検診は問題なし。2回、生理が来たらもう妊娠しても大丈夫だと言われた。検診の終わりに医師は「また妊娠できるといいですね」と言った。何年も治療してやっと出来た妊娠だった。これが最初で最後かも知れないと思った。
病院の帰りに、手芸屋に寄って、富士ちゃんのへその緒を置く小さな座布団をつくるために電車柄の布と綿を買った。
法要
火葬をお願いした協会が、毎年春分の日と秋分の日に水子供養を行うということだったので、秋分の日に夫と二人で都内のお寺の法要に出かけた。法要にはいろんな年代のたくさんの家族が来ていた。私たちと同じように最近子どもを喪ったのだろう夫婦から昔に子を亡くしたのだろう初老の夫婦まで。参拝者同士で言葉を交わすことはなかったが、こんな悲しいことが起こったのは、自分たち夫婦だけじゃない、みんな亡くなった子のことを忘れず、こうして供養に来ているんだと思うと寂しさが和らいだ。
法要の帰りに、列ができているパン屋があったので、夫と並んでみた。

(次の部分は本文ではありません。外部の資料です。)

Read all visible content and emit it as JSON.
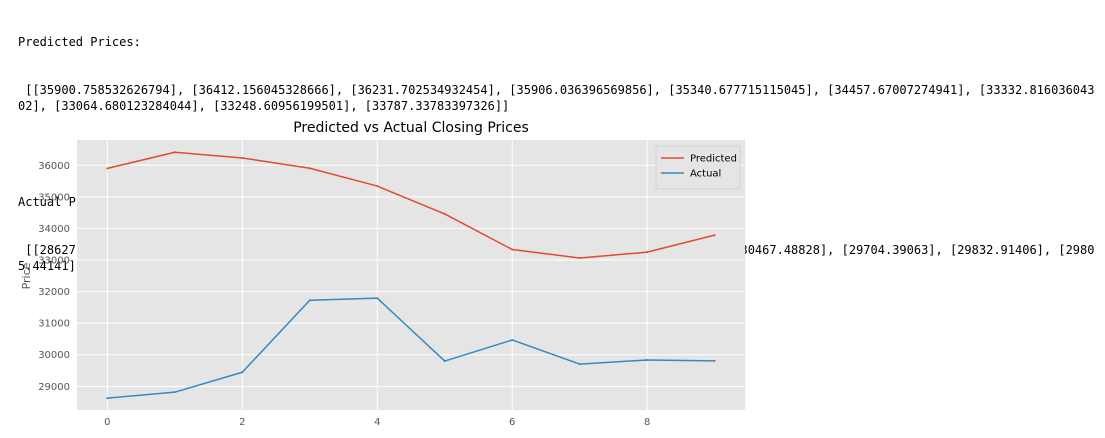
{
  "output": {
    "predicted_label": "Predicted Prices:",
    "predicted_values": " [[35900.758532626794], [36412.156045328666], [36231.702534932454], [35906.036396569856], [35340.677715115045], [34457.67007274941], [33332.81603604302], [33064.680123284044], [33248.60956199501], [33787.33783397326]]",
    "actual_label": "Actual Prices:",
    "actual_values": " [[28627.57422], [28814.90039], [29445.95703], [31726.39063], [31792.31055], [29799.080080000003], [30467.48828], [29704.39063], [29832.91406], [29805.44141]]"
  },
  "chart_data": {
    "type": "line",
    "title": "Predicted vs Actual Closing Prices",
    "xlabel": "",
    "ylabel": "Price",
    "x": [
      0,
      1,
      2,
      3,
      4,
      5,
      6,
      7,
      8,
      9
    ],
    "xticks": [
      "0",
      "2",
      "4",
      "6",
      "8"
    ],
    "yticks": [
      "29000",
      "30000",
      "31000",
      "32000",
      "33000",
      "34000",
      "35000",
      "36000"
    ],
    "xlim": [
      -0.45,
      9.45
    ],
    "ylim": [
      28250,
      36800
    ],
    "grid": true,
    "legend_position": "top-right",
    "series": [
      {
        "name": "Predicted",
        "color": "#E24A33",
        "values": [
          35900.758532626794,
          36412.156045328666,
          36231.702534932454,
          35906.036396569856,
          35340.677715115045,
          34457.67007274941,
          33332.81603604302,
          33064.680123284044,
          33248.60956199501,
          33787.33783397326
        ]
      },
      {
        "name": "Actual",
        "color": "#348ABD",
        "values": [
          28627.57422,
          28814.90039,
          29445.95703,
          31726.39063,
          31792.31055,
          29799.080080000003,
          30467.48828,
          29704.39063,
          29832.91406,
          29805.44141
        ]
      }
    ]
  }
}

その店には色とりどりのドーナツが売っていたので一人2つずつ買って帰った。家で二人で食べたら、今まで食べた中で一番おいしいドーナツだった。毎回法要に行ったら、ここのドーナツを買おうね、と夫と笑った。
日常に戻りたい
このまま寝ていたらもう日常に戻れないと思って、生活を立て直そうと決めた。まずは、ソファに座ることを目標にした。ソファに座って、夫が帰って来るまで、お笑い芸人のYouTubeを一日中見ていた。
もう少し気力が回復すると、富士ちゃんの座布団を作った。裁縫は大の不得手だが、時間だけはいくらでもある、ゆっくり時間をかけてつくったのでそこそこ見れるものにはなったように思う。

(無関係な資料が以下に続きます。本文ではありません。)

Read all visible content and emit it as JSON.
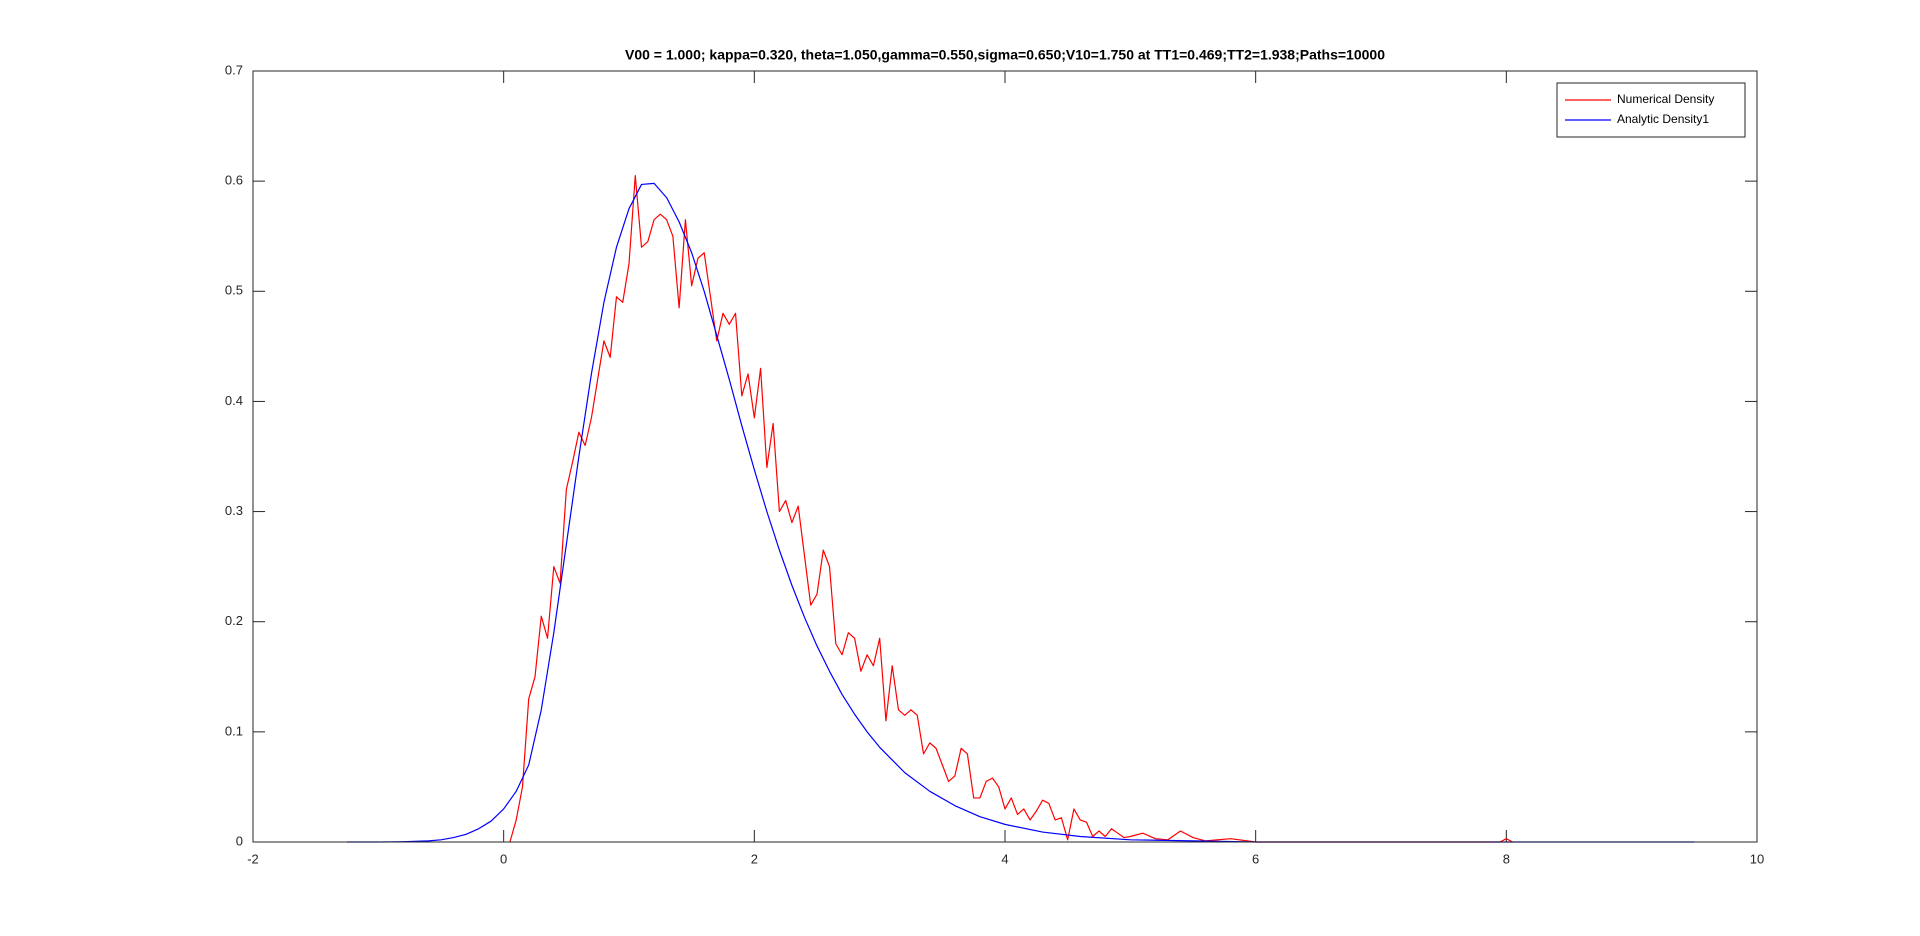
{
  "chart_data": {
    "type": "line",
    "title": "V00 = 1.000; kappa=0.320, theta=1.050,gamma=0.550,sigma=0.650;V10=1.750 at TT1=0.469;TT2=1.938;Paths=10000",
    "xlim": [
      -2,
      10
    ],
    "xticks": [
      -2,
      0,
      2,
      4,
      6,
      8,
      10
    ],
    "ylim": [
      0,
      0.7
    ],
    "yticks": [
      0,
      0.1,
      0.2,
      0.3,
      0.4,
      0.5,
      0.6,
      0.7
    ],
    "grid": false,
    "legend": "northeast",
    "series": [
      {
        "name": "Numerical Density",
        "color": "#ff0000",
        "x": [
          0.05,
          0.1,
          0.15,
          0.2,
          0.25,
          0.3,
          0.35,
          0.4,
          0.45,
          0.5,
          0.55,
          0.6,
          0.65,
          0.7,
          0.75,
          0.8,
          0.85,
          0.9,
          0.95,
          1.0,
          1.05,
          1.1,
          1.15,
          1.2,
          1.25,
          1.3,
          1.35,
          1.4,
          1.45,
          1.5,
          1.55,
          1.6,
          1.65,
          1.7,
          1.75,
          1.8,
          1.85,
          1.9,
          1.95,
          2.0,
          2.05,
          2.1,
          2.15,
          2.2,
          2.25,
          2.3,
          2.35,
          2.4,
          2.45,
          2.5,
          2.55,
          2.6,
          2.65,
          2.7,
          2.75,
          2.8,
          2.85,
          2.9,
          2.95,
          3.0,
          3.05,
          3.1,
          3.15,
          3.2,
          3.25,
          3.3,
          3.35,
          3.4,
          3.45,
          3.5,
          3.55,
          3.6,
          3.65,
          3.7,
          3.75,
          3.8,
          3.85,
          3.9,
          3.95,
          4.0,
          4.05,
          4.1,
          4.15,
          4.2,
          4.25,
          4.3,
          4.35,
          4.4,
          4.45,
          4.5,
          4.55,
          4.6,
          4.65,
          4.7,
          4.75,
          4.8,
          4.85,
          4.9,
          4.95,
          5.0,
          5.1,
          5.2,
          5.3,
          5.4,
          5.5,
          5.6,
          5.8,
          6.0,
          7.0,
          7.95,
          8.0,
          8.05
        ],
        "values": [
          0,
          0.02,
          0.05,
          0.13,
          0.15,
          0.205,
          0.185,
          0.25,
          0.235,
          0.32,
          0.345,
          0.372,
          0.36,
          0.385,
          0.42,
          0.455,
          0.44,
          0.495,
          0.49,
          0.525,
          0.605,
          0.54,
          0.545,
          0.565,
          0.57,
          0.565,
          0.55,
          0.485,
          0.565,
          0.505,
          0.53,
          0.535,
          0.495,
          0.455,
          0.48,
          0.47,
          0.48,
          0.405,
          0.425,
          0.385,
          0.43,
          0.34,
          0.38,
          0.3,
          0.31,
          0.29,
          0.305,
          0.26,
          0.215,
          0.225,
          0.265,
          0.25,
          0.18,
          0.17,
          0.19,
          0.185,
          0.155,
          0.17,
          0.16,
          0.185,
          0.11,
          0.16,
          0.12,
          0.115,
          0.12,
          0.115,
          0.08,
          0.09,
          0.085,
          0.07,
          0.055,
          0.06,
          0.085,
          0.08,
          0.04,
          0.04,
          0.055,
          0.058,
          0.05,
          0.03,
          0.04,
          0.025,
          0.03,
          0.02,
          0.028,
          0.038,
          0.035,
          0.02,
          0.022,
          0.002,
          0.03,
          0.02,
          0.018,
          0.005,
          0.01,
          0.005,
          0.012,
          0.008,
          0.004,
          0.005,
          0.008,
          0.003,
          0.002,
          0.01,
          0.004,
          0.001,
          0.003,
          0,
          0,
          0,
          0.003,
          0
        ]
      },
      {
        "name": "Analytic Density1",
        "color": "#0000ff",
        "x": [
          -1.25,
          -1,
          -0.8,
          -0.6,
          -0.5,
          -0.4,
          -0.3,
          -0.2,
          -0.1,
          0,
          0.1,
          0.2,
          0.3,
          0.4,
          0.5,
          0.6,
          0.7,
          0.8,
          0.9,
          1.0,
          1.1,
          1.2,
          1.3,
          1.4,
          1.5,
          1.6,
          1.7,
          1.8,
          1.9,
          2.0,
          2.1,
          2.2,
          2.3,
          2.4,
          2.5,
          2.6,
          2.7,
          2.8,
          2.9,
          3.0,
          3.2,
          3.4,
          3.6,
          3.8,
          4.0,
          4.3,
          4.6,
          5.0,
          5.5,
          6.0,
          7.0,
          8.0,
          9.5
        ],
        "values": [
          0,
          0,
          0.0003,
          0.001,
          0.002,
          0.004,
          0.007,
          0.012,
          0.019,
          0.03,
          0.046,
          0.07,
          0.12,
          0.19,
          0.27,
          0.35,
          0.425,
          0.49,
          0.54,
          0.575,
          0.597,
          0.598,
          0.585,
          0.563,
          0.535,
          0.5,
          0.46,
          0.42,
          0.378,
          0.338,
          0.3,
          0.265,
          0.233,
          0.204,
          0.178,
          0.155,
          0.134,
          0.116,
          0.1,
          0.086,
          0.063,
          0.046,
          0.033,
          0.023,
          0.016,
          0.009,
          0.005,
          0.002,
          0.001,
          0,
          0,
          0,
          0
        ]
      }
    ]
  }
}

それから、死産の経験をされた方のブログの中で、気分転換に沖縄へ旅行に行った、という記事を読んで、無性に旅行に行きたくなったので夫に沖縄に行かないか?と誘ったら二つ返事で行くと言ったので、沖縄旅行の手配をしたりした。
何も特別なことはしていない。浮き沈みはあったが、今日はソファに座る。午前中から起きる。YouTubeを見る。手を動かす。少しずつやることを決めて実行していった。日を追うごとに日常を取り戻せている気がした。